The falling snow and ice can cause costly damage to vehicles. The falling snow and ice can cause costly damage to vehicles.
INDIANAPOLIS -

On Hoosier highways right now, it is prime time for air assaults on cars from passing trucks.

As temperatures rise, the snow atop semi trailers falls, pelting cars in their wake.

"Generally, off a trailer like that, you could be talking 50 pounds, maybe up to 100 pounds, depending on how much ice is in it," said Bruce Kelley at Passwater's Auto Body in Broad Ripple.

They've seen the results drive right into the shop at Passwater's.

"It's usually windshields we have to replace," Kelley said.

So who is responsible for the damage? Just jot down the name of the company printed on the truck and it's problem solved, right?

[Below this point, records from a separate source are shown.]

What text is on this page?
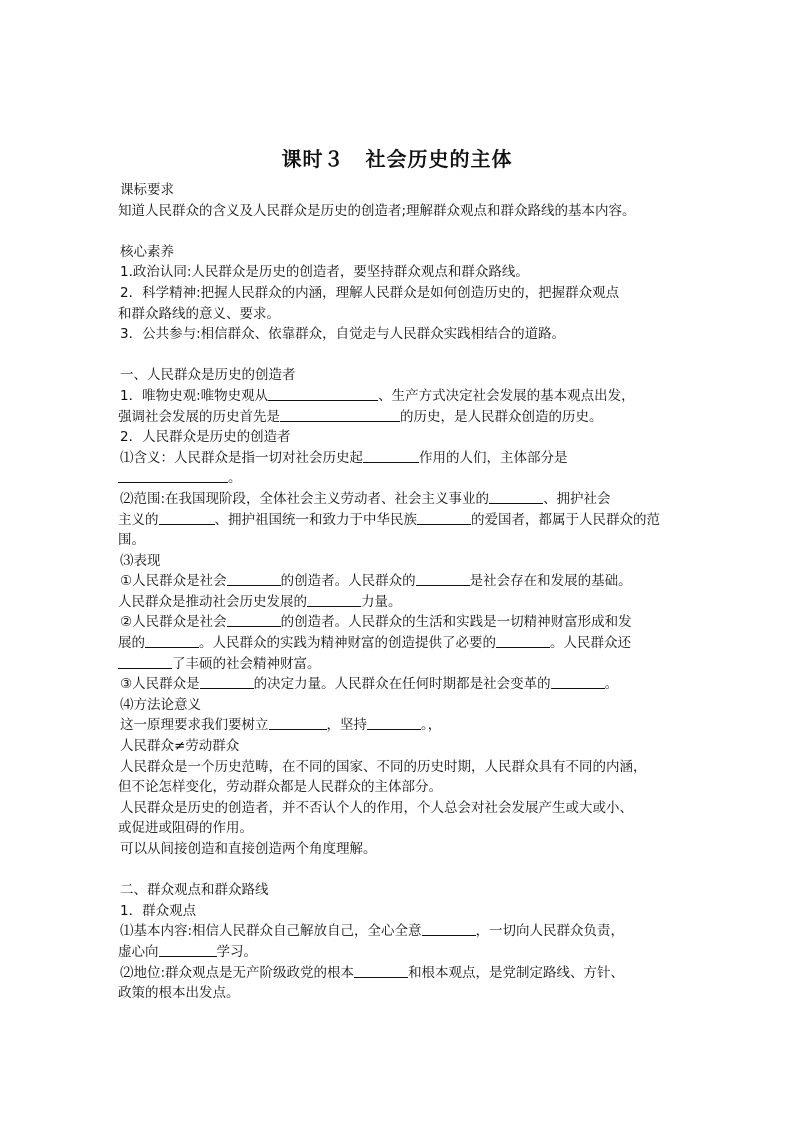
课时３　社会历史的主体
课标要求
知道人民群众的含义及人民群众是历史的创造者;理解群众观点和群众路线的基本内容。
核心素养
1.政治认同:人民群众是历史的创造者，要坚持群众观点和群众路线。
2．科学精神:把握人民群众的内涵，理解人民群众是如何创造历史的，把握群众观点
和群众路线的意义、要求。
3．公共参与:相信群众、依靠群众，自觉走与人民群众实践相结合的道路。
一、人民群众是历史的创造者
1．唯物史观:唯物史观从	、生产方式决定社会发展的基本观点出发，
强调社会发展的历史首先是	的历史，是人民群众创造的历史。
2．人民群众是历史的创造者
⑴含义：人民群众是指一切对社会历史起	作用的人们，主体部分是
。
⑵范围:在我国现阶段，全体社会主义劳动者、社会主义事业的	、拥护社会
主义的	、拥护祖国统一和致力于中华民族	的爱国者，都属于人民群众的范
围。
⑶表现
①人民群众是社会	的创造者。人民群众的	是社会存在和发展的基础。
人民群众是推动社会历史发展的	力量。
②人民群众是社会	的创造者。人民群众的生活和实践是一切精神财富形成和发
展的	。人民群众的实践为精神财富的创造提供了必要的	。人民群众还
了丰硕的社会精神财富。
③人民群众是	的决定力量。人民群众在任何时期都是社会变革的	。
⑷方法论意义
这一原理要求我们要树立	，坚持	。，
人民群众≠劳动群众
人民群众是一个历史范畴，在不同的国家、不同的历史时期，人民群众具有不同的内涵，
但不论怎样变化，劳动群众都是人民群众的主体部分。
人民群众是历史的创造者，并不否认个人的作用，个人总会对社会发展产生或大或小、
或促进或阻碍的作用。
可以从间接创造和直接创造两个角度理解。
二、群众观点和群众路线
1．群众观点
⑴基本内容:相信人民群众自己解放自己，全心全意	，一切向人民群众负责，
虚心向	学习。
⑵地位:群众观点是无产阶级政党的根本	和根本观点，是党制定路线、方针、
政策的根本出发点。
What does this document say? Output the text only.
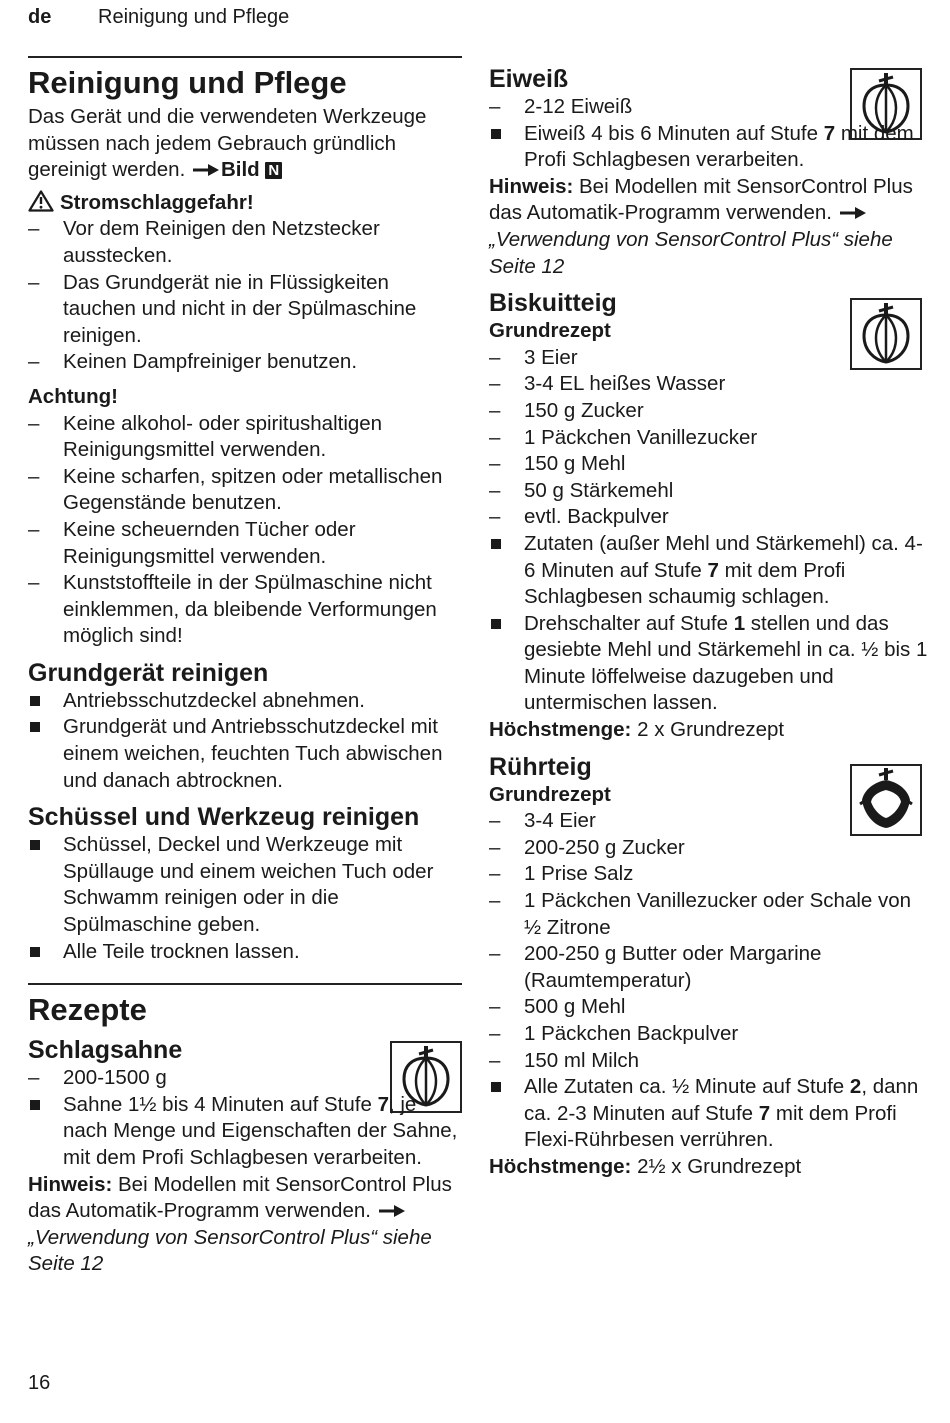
de Reinigung und Pflege
Reinigung und Pflege

Das Gerät und die verwendeten Werkzeuge müssen nach jedem Gebrauch gründlich gereinigt werden. Bild N

Stromschlaggefahr!
–	Vor dem Reinigen den Netzstecker ausstecken.
–	Das Grundgerät nie in Flüssigkeiten tauchen und nicht in der Spülmaschine reinigen.
–	Keinen Dampfreiniger benutzen.
Achtung!
–	Keine alkohol- oder spiritushaltigen Reinigungsmittel verwenden.
–	Keine scharfen, spitzen oder metallischen Gegenstände benutzen.
–	Keine scheuernden Tücher oder Reinigungsmittel verwenden.
–	Kunststoffteile in der Spülmaschine nicht einklemmen, da bleibende Verformungen möglich sind!
Grundgerät reinigen
Antriebsschutzdeckel abnehmen.
Grundgerät und Antriebsschutzdeckel mit einem weichen, feuchten Tuch abwischen und danach abtrocknen.
Schüssel und Werkzeug reinigen
Schüssel, Deckel und Werkzeuge mit Spüllauge und einem weichen Tuch oder Schwamm reinigen oder in die Spülmaschine geben.
Alle Teile trocknen lassen.
Rezepte
Schlagsahne
–	200-1500 g
Sahne 1½ bis 4 Minuten auf Stufe 7, je nach Menge und Eigenschaften der Sahne, mit dem Profi Schlagbesen verarbeiten.

Hinweis: Bei Modellen mit SensorControl Plus das Automatik-Programm verwenden. „Verwendung von SensorControl Plus“ siehe Seite 12

Eiweiß
–	2-12 Eiweiß
Eiweiß 4 bis 6 Minuten auf Stufe 7 mit dem Profi Schlagbesen verarbeiten.

Hinweis: Bei Modellen mit SensorControl Plus das Automatik-Programm verwenden. „Verwendung von SensorControl Plus“ siehe Seite 12

Biskuitteig
Grundrezept
–	3 Eier
–	3-4 EL heißes Wasser
–	150 g Zucker
–	1 Päckchen Vanillezucker
–	150 g Mehl
–	50 g Stärkemehl
–	evtl. Backpulver
Zutaten (außer Mehl und Stärkemehl) ca. 4-6 Minuten auf Stufe 7 mit dem Profi Schlagbesen schaumig schlagen.
Drehschalter auf Stufe 1 stellen und das gesiebte Mehl und Stärkemehl in ca. ½ bis 1 Minute löffelweise dazugeben und untermischen lassen.

Höchstmenge: 2 x Grundrezept

Rührteig
Grundrezept
–	3-4 Eier
–	200-250 g Zucker
–	1 Prise Salz
–	1 Päckchen Vanillezucker oder Schale von ½ Zitrone
–	200-250 g Butter oder Margarine (Raumtemperatur)
–	500 g Mehl
–	1 Päckchen Backpulver
–	150 ml Milch
Alle Zutaten ca. ½ Minute auf Stufe 2, dann ca. 2-3 Minuten auf Stufe 7 mit dem Profi Flexi-Rührbesen verrühren.

Höchstmenge: 2½ x Grundrezept

16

Actually, police say, it's often hard to figure out who owns the semi and with windshield damage you often might not be able to follow the truck to get more information.

Kelley says his auto body customers usually find the truck companies "usually deny anything happened." He says your insurance company will usually cover the job under comprehensive, so there's likely no deductible to pay. But you could end up paying for it in higher insurance rates.

A truck industry task force recommends washing snow off before taking to the road or running the truck under hanging devices to physically scrape the trailer top. Some states make it illegal for trucks to run with "dangerous" levels of snow and ice up top.

Indiana has no specific law, but in many states, there are incentives for drivers to clear those semis. We asked Jose about it at a southside truck stop Thursday night.

"You weighed 1,600 pounds more just because of snow and ice?" Eyewitness News asked.

"Yes," the trucker said, "and I got a ticket."

Jose received a $2,000 fine at a weigh station for being overweight.

For drivers of four-wheel vehicles, Indiana law doesn't say specifically how well your windows or other surfaces of your car must be cleaned. Both headlights and one tail light must be visible, though. Police may not ticket you for having snow on your windows or car, but if that obstructed view leads to an accident, you could be in legal trouble.